Government policies can’t be seen to be legitimate if the people don’t understand, accept and support policy decisions. And even where policies are implemented, they’re not likely to result in changes in attitude and values.
We continue to see disproportionately high levels of Indigenous in our corrections system. They represent 4.3 percent of the general population but account for 24.6 percent of the prison population. Some have referred to this as the new residential school policy, despite a policy that allows judges to use sanctions outside of mainstream prisons when appropriate.
And how well do Canadians understand the provisions under Section 35 of the Constitution Act?
It recognizes the right to self governance, and the recognition of treaty rights and land claims agreements.
More than effecting changes in attitudes, policy changes first result in behavioural changes, in how we frame laws and processes. It takes much longer to impact changes in attitudes. This can only be achieved by getting to know our Indigenous, understanding their culture and understanding their special status within our constitutional framework.
Official apologies, treaty settlements and compensation payments are essential and necessary responses to social injustices.

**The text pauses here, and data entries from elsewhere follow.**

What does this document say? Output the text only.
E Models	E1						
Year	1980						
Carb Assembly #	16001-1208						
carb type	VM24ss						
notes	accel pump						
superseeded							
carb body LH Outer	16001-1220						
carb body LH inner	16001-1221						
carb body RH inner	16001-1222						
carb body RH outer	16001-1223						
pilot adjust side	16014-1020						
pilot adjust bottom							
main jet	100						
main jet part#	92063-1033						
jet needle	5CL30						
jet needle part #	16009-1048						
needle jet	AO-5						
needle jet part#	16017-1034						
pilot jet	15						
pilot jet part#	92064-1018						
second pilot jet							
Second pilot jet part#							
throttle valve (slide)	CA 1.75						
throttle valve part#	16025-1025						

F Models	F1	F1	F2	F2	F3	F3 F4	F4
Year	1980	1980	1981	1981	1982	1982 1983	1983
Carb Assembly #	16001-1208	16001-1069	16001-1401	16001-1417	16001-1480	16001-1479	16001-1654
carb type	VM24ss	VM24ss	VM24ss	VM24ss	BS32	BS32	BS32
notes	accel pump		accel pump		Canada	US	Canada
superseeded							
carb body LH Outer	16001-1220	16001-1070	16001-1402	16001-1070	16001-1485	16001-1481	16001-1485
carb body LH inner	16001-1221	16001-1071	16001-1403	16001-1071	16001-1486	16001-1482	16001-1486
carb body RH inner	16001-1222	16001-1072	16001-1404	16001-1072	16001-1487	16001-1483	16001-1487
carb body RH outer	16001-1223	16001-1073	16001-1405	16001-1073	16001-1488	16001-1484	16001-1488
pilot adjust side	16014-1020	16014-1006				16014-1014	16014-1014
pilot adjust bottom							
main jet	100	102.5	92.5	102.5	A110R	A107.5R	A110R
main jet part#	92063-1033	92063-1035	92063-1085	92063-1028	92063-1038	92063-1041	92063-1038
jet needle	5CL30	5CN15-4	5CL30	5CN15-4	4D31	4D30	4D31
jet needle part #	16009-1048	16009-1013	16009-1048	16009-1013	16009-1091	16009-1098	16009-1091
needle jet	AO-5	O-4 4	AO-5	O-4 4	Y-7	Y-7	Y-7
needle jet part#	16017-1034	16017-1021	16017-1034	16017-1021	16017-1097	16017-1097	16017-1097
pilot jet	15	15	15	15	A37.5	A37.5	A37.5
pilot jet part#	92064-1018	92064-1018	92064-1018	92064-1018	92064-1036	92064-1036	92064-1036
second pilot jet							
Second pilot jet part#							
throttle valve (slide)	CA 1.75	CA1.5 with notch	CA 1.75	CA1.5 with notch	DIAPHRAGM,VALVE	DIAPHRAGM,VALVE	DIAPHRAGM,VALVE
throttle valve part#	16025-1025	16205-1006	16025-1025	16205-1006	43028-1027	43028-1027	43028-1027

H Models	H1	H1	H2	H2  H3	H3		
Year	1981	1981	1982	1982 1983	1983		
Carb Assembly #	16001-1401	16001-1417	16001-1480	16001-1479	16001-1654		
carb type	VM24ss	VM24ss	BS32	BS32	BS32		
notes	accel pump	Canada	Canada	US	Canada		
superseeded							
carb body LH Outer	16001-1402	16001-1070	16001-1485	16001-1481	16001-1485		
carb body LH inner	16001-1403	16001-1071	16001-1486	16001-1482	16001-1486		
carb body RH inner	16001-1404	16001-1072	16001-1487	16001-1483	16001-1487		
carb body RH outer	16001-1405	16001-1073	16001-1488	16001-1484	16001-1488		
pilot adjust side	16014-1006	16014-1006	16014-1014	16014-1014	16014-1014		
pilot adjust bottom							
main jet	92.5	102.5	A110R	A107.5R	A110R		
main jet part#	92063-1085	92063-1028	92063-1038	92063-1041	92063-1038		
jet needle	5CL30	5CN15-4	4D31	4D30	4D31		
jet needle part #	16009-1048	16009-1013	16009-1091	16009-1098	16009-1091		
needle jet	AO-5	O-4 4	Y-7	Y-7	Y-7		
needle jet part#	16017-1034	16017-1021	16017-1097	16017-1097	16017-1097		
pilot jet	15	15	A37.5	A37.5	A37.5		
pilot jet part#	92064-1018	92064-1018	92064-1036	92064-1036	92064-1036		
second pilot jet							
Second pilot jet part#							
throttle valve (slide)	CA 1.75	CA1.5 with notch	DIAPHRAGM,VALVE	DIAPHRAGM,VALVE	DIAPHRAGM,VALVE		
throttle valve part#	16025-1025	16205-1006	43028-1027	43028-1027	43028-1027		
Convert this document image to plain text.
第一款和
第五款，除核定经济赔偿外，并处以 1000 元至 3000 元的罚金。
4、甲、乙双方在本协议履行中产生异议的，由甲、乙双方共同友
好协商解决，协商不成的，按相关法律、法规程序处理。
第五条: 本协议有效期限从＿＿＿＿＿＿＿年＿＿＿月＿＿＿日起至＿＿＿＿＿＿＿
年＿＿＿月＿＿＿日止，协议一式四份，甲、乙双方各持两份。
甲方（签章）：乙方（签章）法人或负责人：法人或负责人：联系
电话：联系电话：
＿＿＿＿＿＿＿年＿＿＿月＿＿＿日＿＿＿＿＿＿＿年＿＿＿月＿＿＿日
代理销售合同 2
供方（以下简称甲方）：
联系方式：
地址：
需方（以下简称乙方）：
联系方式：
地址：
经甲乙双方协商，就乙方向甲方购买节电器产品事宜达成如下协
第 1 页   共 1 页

They can never make up for the harm and pain, but they are indicative of a commitment to make amends and to not repeat mistakes.
But if these gestures aren’t reflective of a comprehensive social evolution on attitudes, we will fail. We need to chart a course that aims at a truly cohesive, inclusive and compassionate society.
Anil Anand served as a police officer with a Canadian service for 29 years in a variety of roles, including being assigned to Interpol. He has a master of law degree, as well as an MBA, and has taught criminology and community policing courses. His book Mending Broken Fences Policing, looks at the role of contemporary policing in modern society.